Documenting Nutrient Deficiency and Accumulation Rate in Vegetables

Greenhouse hydroponic study to document nutrient deficiency symptoms in various annual and perennial crops


16 Apr 2014

2013 Annual Interpretive Summary

Whenever crops are supplied with sub- or supra-optimal rates of macro and micronutrients, the impact on the yield can be drastic. The measurement of days needed to develop visual deficiency or toxicity symptoms indicates the sensitivity of the crop to a particular nutrient. Information generated in this on-going greenhouse project provides a unique and invaluable tool for technical personnel and growers to visually diagnose plant nutrition problems. Consequently, better nutrient management can increase the efficient use of fertilizer to increase the yield and quality of fruits and vegetables. The findings of this study provide the necessary information to develop guidelines for more precise nutrient management for these frequently overlooked crops. The entire study is conducted in the greenhouse by growing plants with a carefully controlled hydroponic system. The treatments are made with specially formulated nutrient solution using reagent grade chemicals and 18 megaohms purity water to eliminate any confounding errors. To date, we have documented and photographed nutrient deficiency symptoms as the symptoms appear for blueberry, coffee, cucumber, romaine lettuce, okra, eggplant, squash, and papaya at the vegetative stage.

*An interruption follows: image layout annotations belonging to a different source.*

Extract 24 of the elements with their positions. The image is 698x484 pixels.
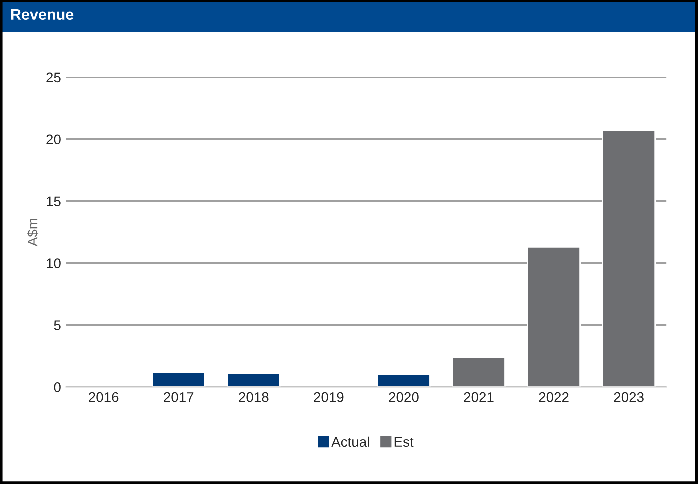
y-tick-label: 20 [46,134,61,145]
x-tick-label: 2019 [314,392,344,402]
bar [152,372,206,388]
bar [377,374,431,388]
y-tick-label: 0 [54,382,61,392]
x-tick-label: 2021 [464,392,494,402]
x-tick-label: 2016 [89,392,119,402]
x-tick-label: 2018 [239,392,269,402]
legend-label: Actual [332,436,370,448]
x-tick-label: 2022 [539,392,569,402]
x-tick-label: 2017 [164,392,194,402]
x-tick-label: 2023 [614,392,644,402]
y-axis-title: A$m [27,218,39,247]
legend-label: Est [394,437,414,448]
y-tick-label: 10 [47,258,61,268]
bar [452,356,506,388]
x-tick-label: 2020 [389,392,419,402]
y-tick-label: 15 [47,196,61,207]
bar [527,246,581,388]
y-tick-label: 5 [54,320,61,330]
y-tick-label: 25 [46,72,61,83]
bar [226,372,281,388]
chart-title: Revenue [11,9,74,20]
bar [602,130,656,388]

The documentation of nutrient deficiency and toxicity symptoms for coffee, an important beverage plant consumed globally, was recently completed. With the world’s growing demand for coffee, there are initiatives to address the specific nutrient need for coffee production by small-sized farms. In coffee, unlike most species, the visual N deficiency symptoms developed first on the young leaves and not on older leaves. In blueberry, the mature leaves developed unique visual symptoms of blackened veins as a result of NH3 toxicity under high alkalinity. There is special interest in the blueberry research since the acreage of this crop is rapidly expanding across North and South America. The results of the blueberry study have been presented at various regional conferences. On-going work involves studying the impact of macro and micronutrient at sub- and supra-optimal levels at fruiting stage for squash, eggplant, cucumber and okra. This work is a continuation of previous collaboration to document nutrient deficiency symptoms of the often overlooked vegetable and fruit crops. The photographs are added to the IPNI Deficiency Symptom collection.